Millbrook leaders were set to take up Ordinance 26-03 at the May 12 council meeting, putting a temporary moratorium on specific businesses in the city’s corporate limits and police jurisdiction on first reading. That meant the proposal was only beginning the formal process, but it was already signaling possible limits on who could open or expand in Millbrook while the council weighed the measure.
The agenda showed the meeting would follow the city’s regular sequence, with invocation, the pledge of allegiance, call to order, roll call, approval of the agenda and reading of the April 28 minutes. The council meets in the courtroom of the Millbrook Police and Municipal Court Building at 3900 Grandview Road, and the second-Tuesday meeting begins at 10 a.m.
The agenda excerpt did not spell out every business category covered by the moratorium, but the title made clear that the pause would apply to selected businesses in both the city limits and the police jurisdiction. That matters because Millbrook’s planning and building offices have direct control over the paperwork that follows new development. The city says its Planning and Zoning Administrator reviews site plans and plats for compliance with the zoning ordinance, subdivision regulations and other city ordinances, while the Building Department handles permitting and inspections for residential and commercial construction throughout the city and its police jurisdiction.

The discussion comes as Millbrook continues to grow. The U.S. Census Bureau listed the city’s population at 16,564 in the 2020 Census and estimated 17,392 residents as of July 1, 2024, a 5.4% increase from the April 1, 2020 base. In a city expanding that quickly, a moratorium can reshape the timing of investment, the pace of permits and the prospects for property owners waiting on a project to move ahead.
Millbrook has used that tool before. In May 2025, the council unanimously approved a temporary moratorium on convenience stores, vape shops, gas stations and package stores through May 9, 2026. Council member Al Kelley had pointed to Prattville and Pike Road as examples he examined before supporting that earlier action, which was tied in part to a significant increase in those kinds of businesses.

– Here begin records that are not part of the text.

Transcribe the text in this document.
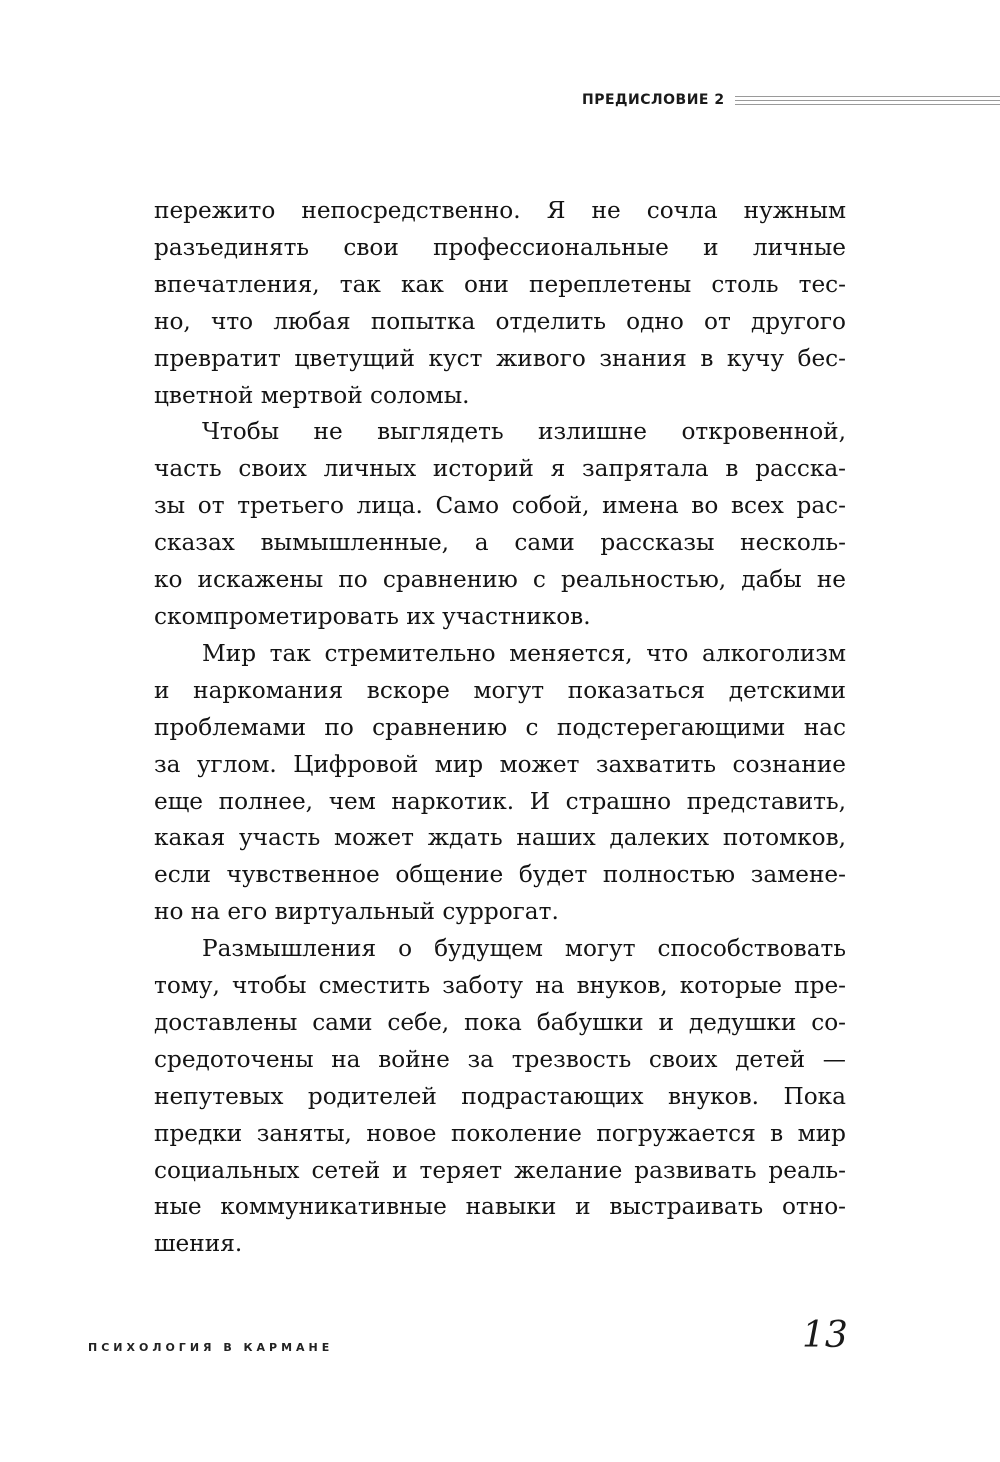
ПРЕДИСЛОВИЕ 2
пережито непосредственно. Я не сочла нужным
разъединять свои профессиональные и личные
впечатления, так как они переплетены столь тес-
но, что любая попытка отделить одно от другого
превратит цветущий куст живого знания в кучу бес-
цветной мертвой соломы.
Чтобы не выглядеть излишне откровенной,
часть своих личных историй я запрятала в расска-
зы от третьего лица. Само собой, имена во всех рас-
сказах вымышленные, а сами рассказы несколь-
ко искажены по сравнению с реальностью, дабы не
скомпрометировать их участников.
Мир так стремительно меняется, что алкоголизм
и наркомания вскоре могут показаться детскими
проблемами по сравнению с подстерегающими нас
за углом. Цифровой мир может захватить сознание
еще полнее, чем наркотик. И страшно представить,
какая участь может ждать наших далеких потомков,
если чувственное общение будет полностью замене-
но на его виртуальный суррогат.
Размышления о будущем могут способствовать
тому, чтобы сместить заботу на внуков, которые пре-
доставлены сами себе, пока бабушки и дедушки со-
средоточены на войне за трезвость своих детей —
непутевых родителей подрастающих внуков. Пока
предки заняты, новое поколение погружается в мир
социальных сетей и теряет желание развивать реаль-
ные коммуникативные навыки и выстраивать отно-
шения.
ПСИХОЛОГИЯ В КАРМАНЕ	13
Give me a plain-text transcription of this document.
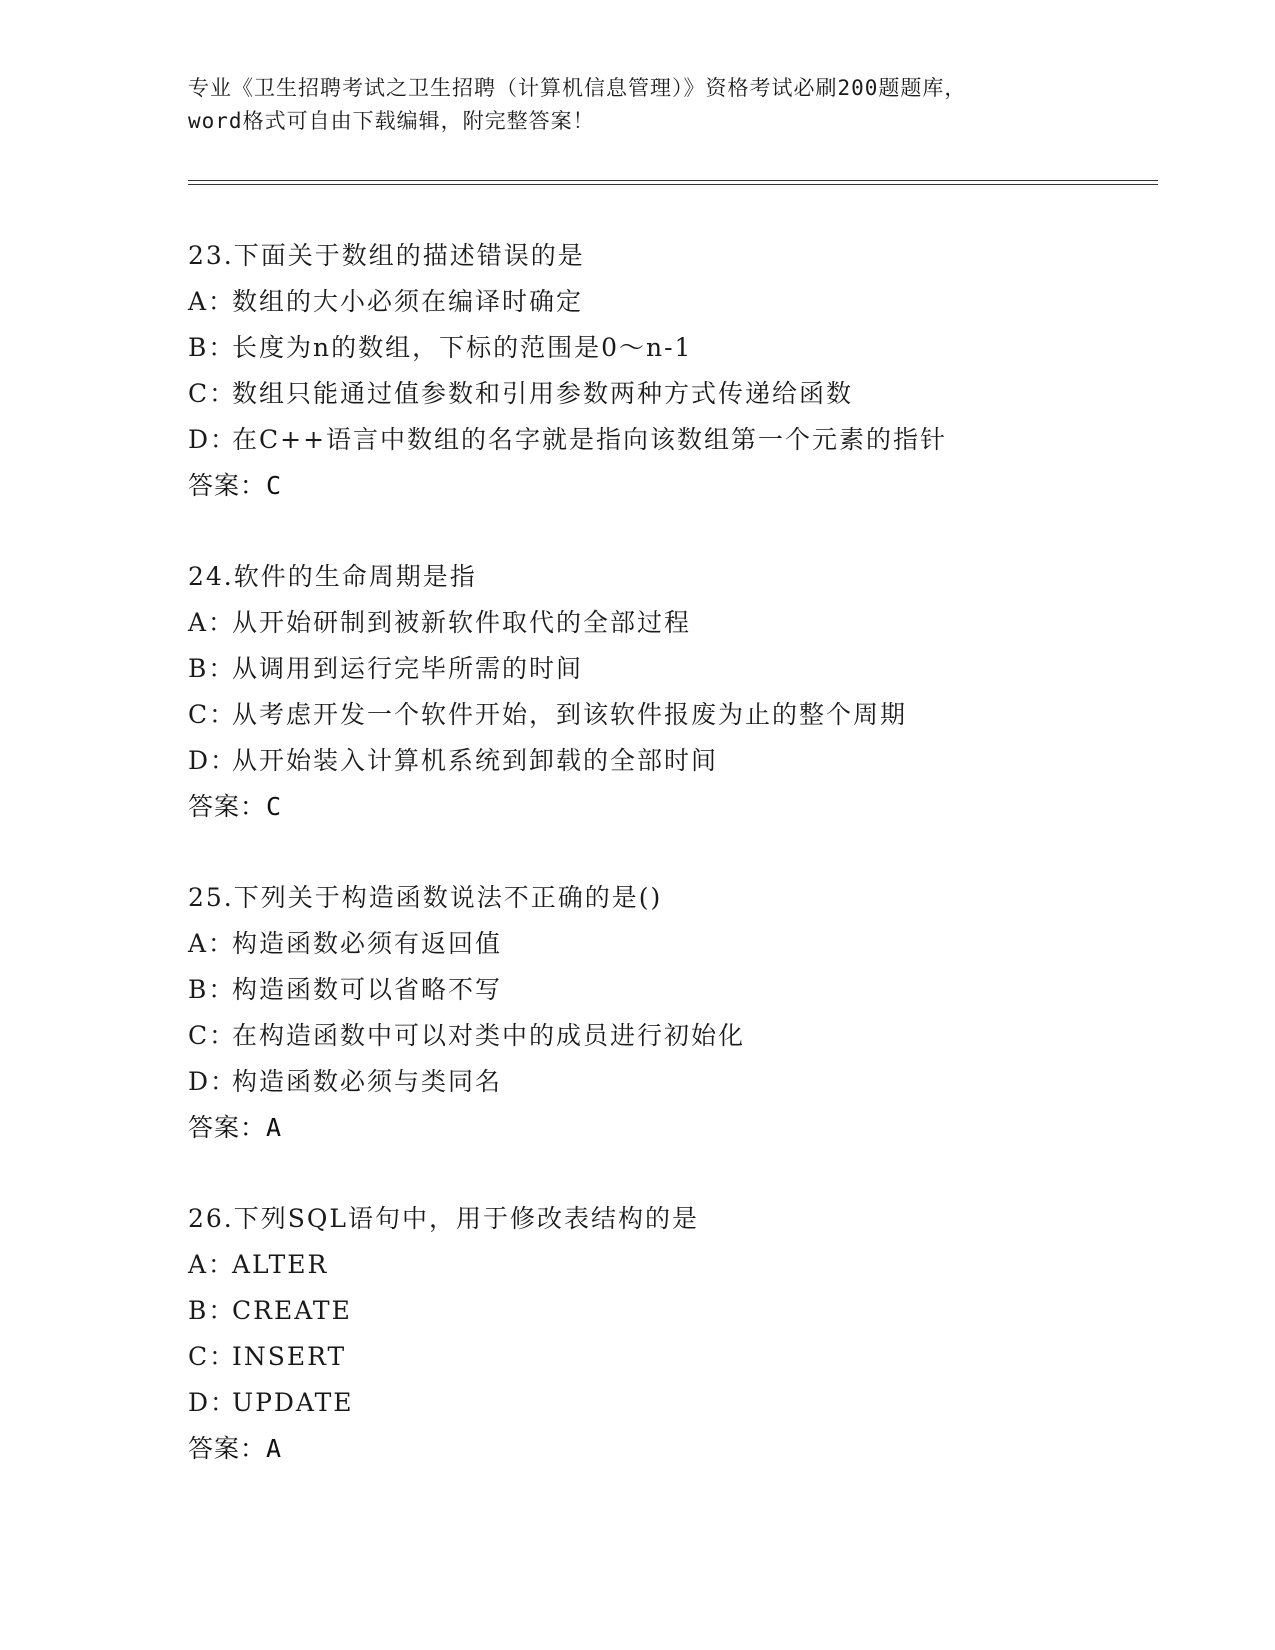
专业《卫生招聘考试之卫生招聘（计算机信息管理）》资格考试必刷200题题库，
word格式可自由下载编辑，附完整答案！
23.下面关于数组的描述错误的是
A：数组的大小必须在编译时确定
B：长度为n的数组，下标的范围是0～n-1
C：数组只能通过值参数和引用参数两种方式传递给函数
D：在C++语言中数组的名字就是指向该数组第一个元素的指针
答案：C
24.软件的生命周期是指
A：从开始研制到被新软件取代的全部过程
B：从调用到运行完毕所需的时间
C：从考虑开发一个软件开始，到该软件报废为止的整个周期
D：从开始装入计算机系统到卸载的全部时间
答案：C
25.下列关于构造函数说法不正确的是()
A：构造函数必须有返回值
B：构造函数可以省略不写
C：在构造函数中可以对类中的成员进行初始化
D：构造函数必须与类同名
答案：A
26.下列SQL语句中，用于修改表结构的是
A：ALTER
B：CREATE
C：INSERT
D：UPDATE
答案：A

The May 12 agenda did not explain the reason for the new proposal, so the public had to watch the meeting and any later ordinance text to see what problem the council was trying to address. Even so, the appearance of Ordinance 26-03 showed that land use, business regulation and growth pressure remained active issues in Millbrook as the city continued to expand across Autauga County and into its police jurisdiction.